Edward Snowden privacy protest NSA US Washington © Rena Schild ShutterstockDuplicate records

The NSA used 31,196  search terms in 2017, up a more modest 40 percent from 22,360 in 2016.

The ODNI said the large rise in call records could in part be due to the same data being collected twice on a single call from two telecoms companies, those of the caller and the receiver.

The office said the amount of historical information pulled up by search terms may vary.

The government said it has not altered the way it obtains call detail records.

“We expect this number to fluctuate from year to year,” a government spokesman told Reuters.

The report released on Friday also showed a rise in the numbers of foreigners living outside the US who were targeted under Section 702 of the Foreign Intelligence Surveillance Act (FISA), a warrantless internet surveillance programme. Congress renewed the programme earlier this year.

Overreach?

The figure increased to 129,080 in 2017 from 106,469 in 2016, up from 89,138 targets in 2013.
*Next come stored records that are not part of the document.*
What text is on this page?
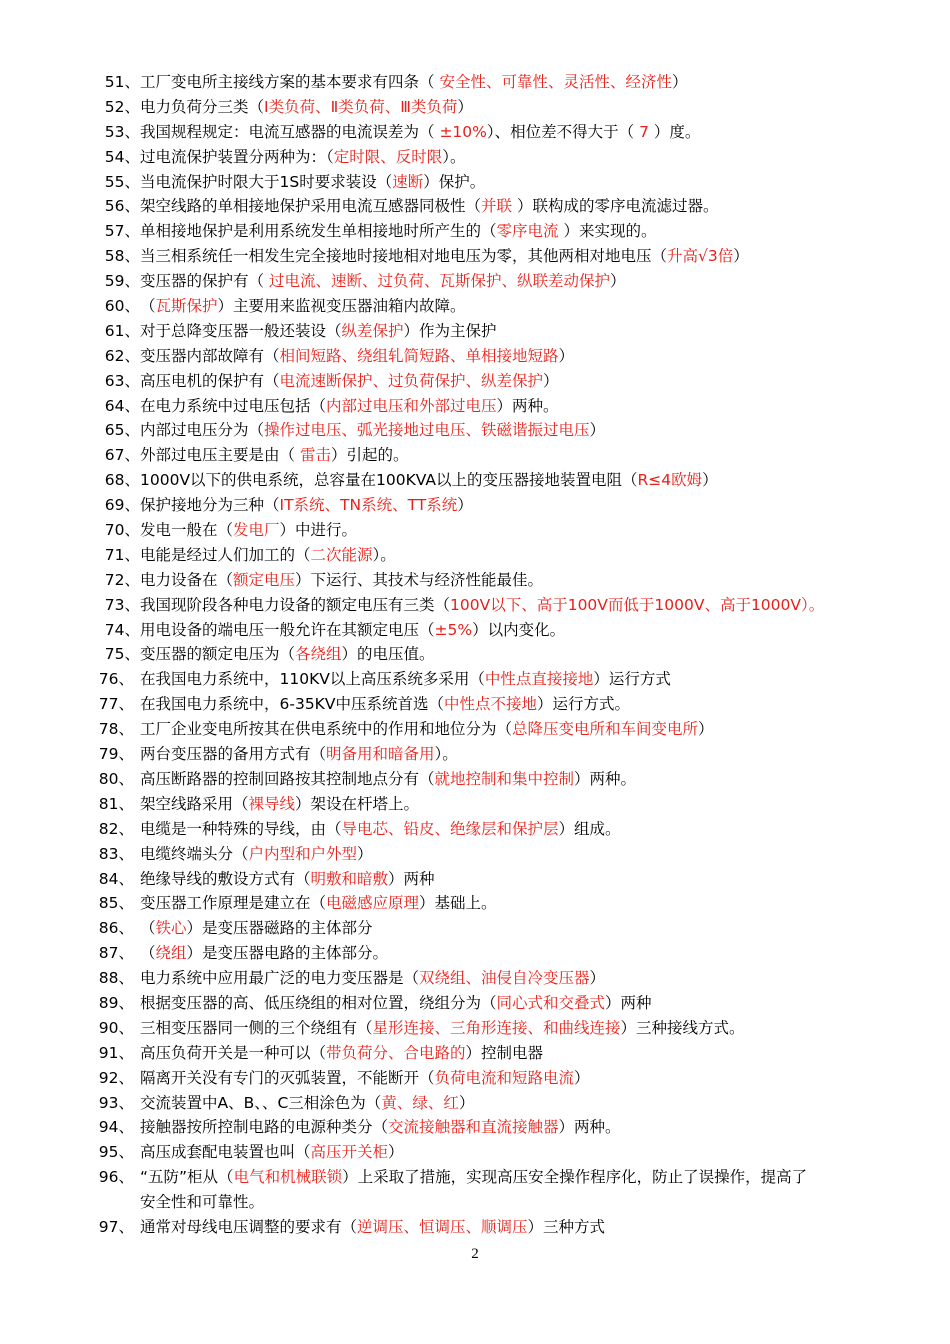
51、 工厂变电所主接线方案的基本要求有四条（ 安全性、可靠性、灵活性、经济性）
52、 电力负荷分三类（Ⅰ类负荷、Ⅱ类负荷、Ⅲ类负荷）
53、 我国规程规定：电流互感器的电流误差为（ ±10%）、相位差不得大于（ 7 ）度。
54、 过电流保护装置分两种为：（定时限、反时限）。
55、 当电流保护时限大于1S时要求装设（速断）保护。
56、 架空线路的单相接地保护采用电流互感器同极性（并联 ）联构成的零序电流滤过器。
57、 单相接地保护是利用系统发生单相接地时所产生的（零序电流 ）来实现的。
58、 当三相系统任一相发生完全接地时接地相对地电压为零，其他两相对地电压（升高√3倍）
59、 变压器的保护有（ 过电流、速断、过负荷、瓦斯保护、纵联差动保护）
60、 （瓦斯保护）主要用来监视变压器油箱内故障。
61、 对于总降变压器一般还装设（纵差保护）作为主保护
62、 变压器内部故障有（相间短路、绕组轧简短路、单相接地短路）
63、 高压电机的保护有（电流速断保护、过负荷保护、纵差保护）
64、 在电力系统中过电压包括（内部过电压和外部过电压）两种。
65、 内部过电压分为（操作过电压、弧光接地过电压、铁磁谐振过电压）
67、 外部过电压主要是由（ 雷击）引起的。
68、 1000V以下的供电系统，总容量在100KVA以上的变压器接地装置电阻（R≤4欧姆）
69、 保护接地分为三种（IT系统、TN系统、TT系统）
70、 发电一般在（发电厂）中进行。
71、 电能是经过人们加工的（二次能源）。
72、 电力设备在（额定电压）下运行、其技术与经济性能最佳。
73、 我国现阶段各种电力设备的额定电压有三类（100V以下、高于100V而低于1000V、高于1000V）。
74、 用电设备的端电压一般允许在其额定电压（±5%）以内变化。
75、 变压器的额定电压为（各绕组）的电压值。
76、 在我国电力系统中，110KV以上高压系统多采用（中性点直接接地）运行方式
77、 在我国电力系统中，6-35KV中压系统首选（中性点不接地）运行方式。
78、 工厂企业变电所按其在供电系统中的作用和地位分为（总降压变电所和车间变电所）
79、 两台变压器的备用方式有（明备用和暗备用）。
80、 高压断路器的控制回路按其控制地点分有（就地控制和集中控制）两种。
81、 架空线路采用（裸导线）架设在杆塔上。
82、 电缆是一种特殊的导线，由（导电芯、铅皮、绝缘层和保护层）组成。
83、 电缆终端头分（户内型和户外型）
84、 绝缘导线的敷设方式有（明敷和暗敷）两种
85、 变压器工作原理是建立在（电磁感应原理）基础上。
86、 （铁心）是变压器磁路的主体部分
87、 （绕组）是变压器电路的主体部分。
88、 电力系统中应用最广泛的电力变压器是（双绕组、油侵自冷变压器）
89、 根据变压器的高、低压绕组的相对位置，绕组分为（同心式和交叠式）两种
90、 三相变压器同一侧的三个绕组有（星形连接、三角形连接、和曲线连接）三种接线方式。
91、 高压负荷开关是一种可以（带负荷分、合电路的）控制电器
92、 隔离开关没有专门的灭弧装置，不能断开（负荷电流和短路电流）
93、 交流装置中A、B、、C三相涂色为（黄、绿、红）
94、 接触器按所控制电路的电源种类分（交流接触器和直流接触器）两种。
95、 高压成套配电装置也叫（高压开关柜）
96、 “五防”柜从（电气和机械联锁）上采取了措施，实现高压安全操作程序化，防止了误操作，提高了
安全性和可靠性。
97、 通常对母线电压调整的要求有（逆调压、恒调压、顺调压）三种方式
2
The ODNI report also recorded 1,437 FISA “probable cause” court orders allowing electronic surveillance on about 1,337 targets, including 299 Americans, 12,762 national security letters allowing investigators to obtain phone, credit or financial records, 33 authorisations of electronic surveillance for foreign intelligence purposes, and 77 requests for business records.

Privacy advocates have warned of government overreach in the US’ surveillance programmes, while fears that Europeans’ data was being collected led the EU to scrap its existing transatlantic data transfer programme in 2015.